– Я уже готовлюсь, – бодро сообщает мне мама однажды утром, – к рождению ребенка. Папа не желает иметь с ним ничего общего, понятно почему. Кроме того, ему нельзя рисковать, его могут заподозрить в связях.
– И как ты готовишься?
– Подбираю приют. В этом я хорошо разбираюсь, ведь я сама работаю в детском доме.
– Ты устроишь его туда?
Значит, я смогу видеть его каждый день. И никто ничего не узнает. Во мне снова просыпается надежда.
– Разумеется нет! – отчеканивает мама, глядя на меня решительно. – Мой дом для расово чистых детей. А твой ребенок будет… Одним словом, он не пройдет проверку.
– Но… тогда куда? – Слова застревают у меня в горле.
– Есть один еврейский сиротский приют в Берлине. Я связалась с ним, анонимно конечно. Там согласны взять ребенка в обмен на большой денежный взнос. – Она стискивает зубы. – За деньги они пойдут на что угодно, – цедит она, – но нам это сейчас как раз кстати. Рожать ты тоже будешь в Берлине, в специальном родильном доме. Я тебя уже записала. Нельзя, чтобы тебя в твоем положении здесь видели, и тем более я не хочу, чтобы роды принимали акушерки из местных.
– Но, мама, пожалуйста. Ты не можешь меня заставить против моей воли. Это мой ребенок.
– Еврей.
– Какая разница! Это ведь малыш. Пожалуйста…
В дверь гостиной стучат, и мама поднимает палец к губам, призывая меня к молчанию. Я закрываю рот, и в комнату просовывается голова Веры.

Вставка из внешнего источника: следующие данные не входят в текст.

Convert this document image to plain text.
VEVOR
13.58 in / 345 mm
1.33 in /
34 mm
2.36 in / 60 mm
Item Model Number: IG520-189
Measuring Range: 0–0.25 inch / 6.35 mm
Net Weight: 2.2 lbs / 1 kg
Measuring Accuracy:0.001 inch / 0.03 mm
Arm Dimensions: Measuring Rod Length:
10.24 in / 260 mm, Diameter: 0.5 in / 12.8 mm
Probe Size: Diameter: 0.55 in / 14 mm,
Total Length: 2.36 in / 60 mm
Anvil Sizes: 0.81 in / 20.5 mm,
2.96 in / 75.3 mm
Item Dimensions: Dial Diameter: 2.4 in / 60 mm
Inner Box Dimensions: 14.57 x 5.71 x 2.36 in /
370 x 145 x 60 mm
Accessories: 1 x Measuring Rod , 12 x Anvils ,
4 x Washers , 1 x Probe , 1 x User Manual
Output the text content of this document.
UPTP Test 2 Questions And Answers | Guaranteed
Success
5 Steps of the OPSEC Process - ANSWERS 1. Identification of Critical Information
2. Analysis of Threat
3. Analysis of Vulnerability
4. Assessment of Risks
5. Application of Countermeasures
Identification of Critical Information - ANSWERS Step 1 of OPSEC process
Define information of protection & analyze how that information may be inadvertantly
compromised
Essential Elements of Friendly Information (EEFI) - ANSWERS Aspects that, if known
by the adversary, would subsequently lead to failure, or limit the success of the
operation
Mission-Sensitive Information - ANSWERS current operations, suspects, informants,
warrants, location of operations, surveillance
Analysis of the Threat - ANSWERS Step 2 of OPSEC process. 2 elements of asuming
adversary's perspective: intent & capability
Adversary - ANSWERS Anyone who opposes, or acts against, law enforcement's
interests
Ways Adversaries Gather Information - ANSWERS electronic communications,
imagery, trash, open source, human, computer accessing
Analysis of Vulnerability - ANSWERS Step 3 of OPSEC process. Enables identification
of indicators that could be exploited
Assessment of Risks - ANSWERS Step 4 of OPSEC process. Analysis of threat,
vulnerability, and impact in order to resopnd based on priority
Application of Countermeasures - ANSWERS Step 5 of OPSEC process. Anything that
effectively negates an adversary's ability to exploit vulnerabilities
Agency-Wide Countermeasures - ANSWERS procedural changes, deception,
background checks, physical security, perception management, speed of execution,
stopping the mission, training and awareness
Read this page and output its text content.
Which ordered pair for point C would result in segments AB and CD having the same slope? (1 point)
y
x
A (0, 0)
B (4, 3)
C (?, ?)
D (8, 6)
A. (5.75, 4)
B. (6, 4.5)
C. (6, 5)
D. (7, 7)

– Пришел Томас, спрашивает фройляйн Герту, – объявляет она.
Я выдыхаю, сбрасывая накопившееся напряжение.
– Вера, скажи ему, что я уже иду, – умудряюсь спокойно произнести я. – Спасибо.
Мама спрашивает Веру еще о чем-то, та отвечает, но я уже не слушаю их. Думаю о своем малыше, о еврейском сиротском приюте, стараюсь не заплакать. Некоторое время я сижу, собираясь с силами, чтобы спуститься в прихожую.
Едва увидев меня, Томас расцветает улыбкой:
– Чем бы ты хотела заняться сегодня, милая? Может быть, погуляем? Ты все взаперти да взаперти, надо же иногда и на солнышко выходить, а то станешь бледной и вялой, как некоторые. А ты нужна мне не такой, ты нужна мне бодрой и энергичной, как прежде.
– Ладно, идем, – говорю я и надеваю уличные туфли.